Envelhecer, para muitos, é resultado da consolidação de hábitos, costumes, conceitos e ideias de uma vida toda. Para outros, a idade avançada significa a encarnação de sabedoria e experiência. Cada idoso traz consigo um discurso adquirido durante sua trajetória, que contém, em sua essência, valores contraídos nesse caminho. Entretanto, nem todos os discursos e costumes são reflexos da sabedoria tão associada a essas pessoas. Diante desse contexto, o recente grupo de pesquisa da professora Andréa Viude, “discursividades no envelhecer”, busca revisar e ressignificar, através da comunicação, esses dizeres e assim, segundo ela, “quebrar alguns estigmas e mudar paradigmas”.
No Hospital das Clínicas de São Paulo, existe, há mais de 25 anos, o Grupo de Assistência Multidisciplinar ao Idoso Ambulatorial (Gamia). Esse grupo tem como objetivo cuidar de 30 pacientes idosos, por ano, em diferentes aspectos – médico, psíquico e social – através do atendimento integrado de diversos profissionais, para promover uma melhora na qualidade de vida dessas pessoas.
“A ideia do projeto é ver essas muitas discursividades, presentes nessas 30 vidas tão diferentes, que vão desde empresários a pessoas que moraram na rua”, explica a professora, que ressalta a importância do contato diferenciado. “Eles vão descobrindo que o empresário não está tão bem assim, e que ele feirante está um pouquinho melhor”. Na comunicação, seu campo de atuação, Andréa levanta discussões a partir de relatos dos participantes.
É comum ouvir nos discursos, segundo a professora, queixas como “respeito não existe mais” e “jovens não escutam” por parte dos idosos.

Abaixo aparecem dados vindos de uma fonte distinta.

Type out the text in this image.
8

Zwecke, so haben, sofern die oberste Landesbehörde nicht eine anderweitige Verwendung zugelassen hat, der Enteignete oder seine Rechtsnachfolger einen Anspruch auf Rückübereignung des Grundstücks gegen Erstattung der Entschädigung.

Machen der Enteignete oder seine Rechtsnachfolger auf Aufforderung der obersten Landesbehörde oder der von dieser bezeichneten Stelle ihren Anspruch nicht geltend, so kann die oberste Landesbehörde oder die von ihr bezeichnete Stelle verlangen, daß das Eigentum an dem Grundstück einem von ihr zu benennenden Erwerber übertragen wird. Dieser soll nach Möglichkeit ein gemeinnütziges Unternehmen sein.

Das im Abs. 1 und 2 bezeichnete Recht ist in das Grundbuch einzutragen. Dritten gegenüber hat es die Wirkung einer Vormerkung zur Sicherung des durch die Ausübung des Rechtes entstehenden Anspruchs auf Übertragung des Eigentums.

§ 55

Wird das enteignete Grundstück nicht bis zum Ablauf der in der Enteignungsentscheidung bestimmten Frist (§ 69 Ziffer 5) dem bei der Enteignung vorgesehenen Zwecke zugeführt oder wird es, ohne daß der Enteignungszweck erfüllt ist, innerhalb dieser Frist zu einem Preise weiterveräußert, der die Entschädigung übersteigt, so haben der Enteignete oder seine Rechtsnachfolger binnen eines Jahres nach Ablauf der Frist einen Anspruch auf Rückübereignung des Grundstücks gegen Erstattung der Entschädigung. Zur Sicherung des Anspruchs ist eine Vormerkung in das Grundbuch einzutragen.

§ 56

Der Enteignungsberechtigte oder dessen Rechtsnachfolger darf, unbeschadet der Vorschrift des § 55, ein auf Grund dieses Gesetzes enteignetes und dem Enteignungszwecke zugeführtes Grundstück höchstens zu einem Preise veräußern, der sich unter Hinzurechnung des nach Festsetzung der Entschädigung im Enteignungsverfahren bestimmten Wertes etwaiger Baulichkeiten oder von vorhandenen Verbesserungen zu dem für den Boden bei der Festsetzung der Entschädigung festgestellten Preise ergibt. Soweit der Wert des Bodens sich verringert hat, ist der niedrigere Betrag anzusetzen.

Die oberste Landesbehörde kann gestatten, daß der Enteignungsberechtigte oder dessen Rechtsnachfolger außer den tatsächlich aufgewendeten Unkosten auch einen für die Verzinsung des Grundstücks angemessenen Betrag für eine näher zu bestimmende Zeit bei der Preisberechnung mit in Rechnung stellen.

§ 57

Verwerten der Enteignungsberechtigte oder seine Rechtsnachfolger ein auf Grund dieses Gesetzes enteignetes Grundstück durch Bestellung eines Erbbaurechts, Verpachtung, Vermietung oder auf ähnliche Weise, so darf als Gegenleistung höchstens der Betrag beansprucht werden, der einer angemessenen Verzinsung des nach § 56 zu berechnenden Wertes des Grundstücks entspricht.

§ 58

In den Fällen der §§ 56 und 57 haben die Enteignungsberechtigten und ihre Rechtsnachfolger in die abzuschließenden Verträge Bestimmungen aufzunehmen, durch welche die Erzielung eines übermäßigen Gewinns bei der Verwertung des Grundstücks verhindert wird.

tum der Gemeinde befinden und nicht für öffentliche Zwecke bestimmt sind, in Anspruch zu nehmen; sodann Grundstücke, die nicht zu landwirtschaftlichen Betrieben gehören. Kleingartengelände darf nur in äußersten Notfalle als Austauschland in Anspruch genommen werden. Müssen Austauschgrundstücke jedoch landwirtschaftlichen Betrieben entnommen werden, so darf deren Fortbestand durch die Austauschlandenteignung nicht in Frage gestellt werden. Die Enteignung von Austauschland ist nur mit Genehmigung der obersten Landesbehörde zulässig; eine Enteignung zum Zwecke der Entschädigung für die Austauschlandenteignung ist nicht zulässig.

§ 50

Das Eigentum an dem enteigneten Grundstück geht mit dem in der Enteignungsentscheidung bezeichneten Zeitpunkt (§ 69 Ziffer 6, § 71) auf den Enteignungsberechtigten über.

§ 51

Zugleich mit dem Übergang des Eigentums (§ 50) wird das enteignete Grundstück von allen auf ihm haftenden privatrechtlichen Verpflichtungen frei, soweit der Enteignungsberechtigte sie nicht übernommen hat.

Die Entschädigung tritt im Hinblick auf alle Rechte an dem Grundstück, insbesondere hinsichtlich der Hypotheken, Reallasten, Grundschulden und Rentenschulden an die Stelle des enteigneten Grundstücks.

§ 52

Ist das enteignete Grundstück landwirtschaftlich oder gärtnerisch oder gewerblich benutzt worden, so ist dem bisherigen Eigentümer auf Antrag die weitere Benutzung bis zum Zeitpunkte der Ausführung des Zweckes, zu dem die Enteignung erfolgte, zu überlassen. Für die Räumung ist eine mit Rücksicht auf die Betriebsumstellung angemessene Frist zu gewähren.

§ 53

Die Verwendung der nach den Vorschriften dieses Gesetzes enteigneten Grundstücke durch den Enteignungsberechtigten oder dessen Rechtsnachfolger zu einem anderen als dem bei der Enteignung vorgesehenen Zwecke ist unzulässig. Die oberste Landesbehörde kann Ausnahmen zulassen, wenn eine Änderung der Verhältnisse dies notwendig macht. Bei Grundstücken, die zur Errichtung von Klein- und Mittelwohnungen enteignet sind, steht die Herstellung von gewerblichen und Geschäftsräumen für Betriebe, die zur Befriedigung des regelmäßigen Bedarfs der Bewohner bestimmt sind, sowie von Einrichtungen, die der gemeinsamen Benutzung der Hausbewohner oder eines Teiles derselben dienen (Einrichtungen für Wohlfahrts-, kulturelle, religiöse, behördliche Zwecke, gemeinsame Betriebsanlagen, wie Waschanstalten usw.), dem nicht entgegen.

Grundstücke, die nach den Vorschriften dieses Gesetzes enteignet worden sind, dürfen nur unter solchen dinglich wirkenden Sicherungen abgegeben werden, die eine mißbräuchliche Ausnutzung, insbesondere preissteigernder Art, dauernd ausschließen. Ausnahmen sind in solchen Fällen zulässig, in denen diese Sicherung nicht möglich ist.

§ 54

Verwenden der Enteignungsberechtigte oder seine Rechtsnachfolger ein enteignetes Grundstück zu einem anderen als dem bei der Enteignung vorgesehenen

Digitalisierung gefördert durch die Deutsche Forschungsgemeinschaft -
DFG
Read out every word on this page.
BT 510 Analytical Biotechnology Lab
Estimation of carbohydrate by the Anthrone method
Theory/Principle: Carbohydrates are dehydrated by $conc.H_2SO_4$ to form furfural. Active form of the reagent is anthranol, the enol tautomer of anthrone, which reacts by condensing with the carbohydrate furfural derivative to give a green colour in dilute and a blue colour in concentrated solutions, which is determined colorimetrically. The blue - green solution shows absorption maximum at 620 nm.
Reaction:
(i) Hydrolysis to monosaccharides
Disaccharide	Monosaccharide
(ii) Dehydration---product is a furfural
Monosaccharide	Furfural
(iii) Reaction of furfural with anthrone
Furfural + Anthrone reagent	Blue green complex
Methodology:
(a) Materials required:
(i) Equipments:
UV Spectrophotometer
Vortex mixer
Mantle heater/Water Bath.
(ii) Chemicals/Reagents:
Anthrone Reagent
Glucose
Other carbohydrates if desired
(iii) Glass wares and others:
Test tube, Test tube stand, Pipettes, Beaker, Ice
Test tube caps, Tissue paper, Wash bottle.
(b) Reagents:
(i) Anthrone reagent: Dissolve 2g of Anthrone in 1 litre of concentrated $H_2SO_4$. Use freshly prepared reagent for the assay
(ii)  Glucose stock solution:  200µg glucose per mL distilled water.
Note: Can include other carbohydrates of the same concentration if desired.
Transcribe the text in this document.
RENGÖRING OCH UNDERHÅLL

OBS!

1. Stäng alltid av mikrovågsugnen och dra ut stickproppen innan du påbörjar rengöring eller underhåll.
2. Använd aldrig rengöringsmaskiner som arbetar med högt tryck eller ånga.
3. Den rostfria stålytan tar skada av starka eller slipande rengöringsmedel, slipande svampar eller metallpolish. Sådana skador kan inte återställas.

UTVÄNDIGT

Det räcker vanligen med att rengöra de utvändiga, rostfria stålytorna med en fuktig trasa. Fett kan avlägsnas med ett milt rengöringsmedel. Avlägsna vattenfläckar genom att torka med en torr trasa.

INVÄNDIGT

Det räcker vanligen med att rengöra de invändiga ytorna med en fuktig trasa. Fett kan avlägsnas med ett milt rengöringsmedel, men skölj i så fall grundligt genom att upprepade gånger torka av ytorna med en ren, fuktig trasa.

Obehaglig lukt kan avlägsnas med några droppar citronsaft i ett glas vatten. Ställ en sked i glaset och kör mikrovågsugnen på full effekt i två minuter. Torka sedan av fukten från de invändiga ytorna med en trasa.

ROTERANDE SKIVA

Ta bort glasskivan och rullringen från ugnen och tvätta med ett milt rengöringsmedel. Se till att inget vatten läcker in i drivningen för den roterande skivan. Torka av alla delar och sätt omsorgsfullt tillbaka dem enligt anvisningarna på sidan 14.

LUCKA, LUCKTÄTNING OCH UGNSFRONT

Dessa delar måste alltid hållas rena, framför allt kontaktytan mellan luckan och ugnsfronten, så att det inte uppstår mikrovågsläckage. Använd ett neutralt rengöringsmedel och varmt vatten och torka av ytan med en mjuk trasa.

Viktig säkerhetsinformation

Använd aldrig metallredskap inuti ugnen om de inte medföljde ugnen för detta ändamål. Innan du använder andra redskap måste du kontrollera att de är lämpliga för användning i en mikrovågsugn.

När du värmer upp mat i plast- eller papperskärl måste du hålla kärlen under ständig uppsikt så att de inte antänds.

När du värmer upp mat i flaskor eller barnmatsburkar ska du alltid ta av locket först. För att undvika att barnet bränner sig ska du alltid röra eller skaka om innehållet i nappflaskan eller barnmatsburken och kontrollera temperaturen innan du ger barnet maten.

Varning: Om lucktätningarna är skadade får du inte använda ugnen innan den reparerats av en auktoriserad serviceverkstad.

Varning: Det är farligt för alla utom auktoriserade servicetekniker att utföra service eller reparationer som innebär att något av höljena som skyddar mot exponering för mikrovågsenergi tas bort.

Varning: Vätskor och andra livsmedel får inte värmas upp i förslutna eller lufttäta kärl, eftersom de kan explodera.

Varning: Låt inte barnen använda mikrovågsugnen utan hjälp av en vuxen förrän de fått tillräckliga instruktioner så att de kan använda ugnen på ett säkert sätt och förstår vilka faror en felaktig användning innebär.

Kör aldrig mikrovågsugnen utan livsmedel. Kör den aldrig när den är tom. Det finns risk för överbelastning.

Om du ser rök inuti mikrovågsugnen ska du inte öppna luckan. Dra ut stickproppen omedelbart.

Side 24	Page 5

Ela explica que é necessário, a partir disso, mostrar para esse grupo suas responsabilidades, seus papéis como “atores sociais”. Afinal, eles educaram seus filhos, e estes, seus netos. É preciso entender as responsabilidades, o contexto histórico em que estão e estavam inseridos, e, suas experiências que vão desde a ditadura até os avós severos da infância. A palmatória e o “rabo-de-tatu” podem não existir para a geração mais nova quando esta falar mais alto, por exemplo.
Tudo isso acaba interferindo em todo ciclo vital do homem, explica a professora. Em sua participação, capacidade de inserção e o planejamento para o futuro, por exemplo. Através das discursividades, os idosos percebem o ciclo no qual estão inseridos e passam a ressignificar. “Eles não são, simplesmente, pessoas que estão na janela, vendo a banda passar. Eles são pessoas que estão tocando na banda. E isso é um choque muito grande para eles”.
O simples “falar” e “questionar”, para eles, segundo a pesquisadora, é algo relacionado a dor, porque é tido como algo revolucionário, que não se podia fazer. Eles acreditam que o sistema não muda e devemos aceitar que ele seja assim. “Isso é muito triste na gerontologia, pensar que pessoas que passaram por tantas transformações e, que, no senso comum se diz que são sábios. Na verdade, é preciso mostrar onde está essa sabedoria”, explica Andréa. “Porque, ou eles perderam e se tornaram, ou continuaram a ser, exatamente aquilo que eles criticavam quando eram crianças”.
As questões de gênero e patriarcais, por exemplo, são alguns discursos que se perpetuam em dizeres e na forma de educar os filhos, e são idênticas aos dias de hoje. “Eles começam a se dar conta de que eles são responsáveis por essa perpetuação, e eles não querem essa responsabilidade, que é algo ruim, como perpetuar a violência doméstica, por exemplo.” E a professora finaliza explicando que seu maior desafio é, no final das contas, “tornar consciente aquilo que está ali presente no discurso deles, e para eles”.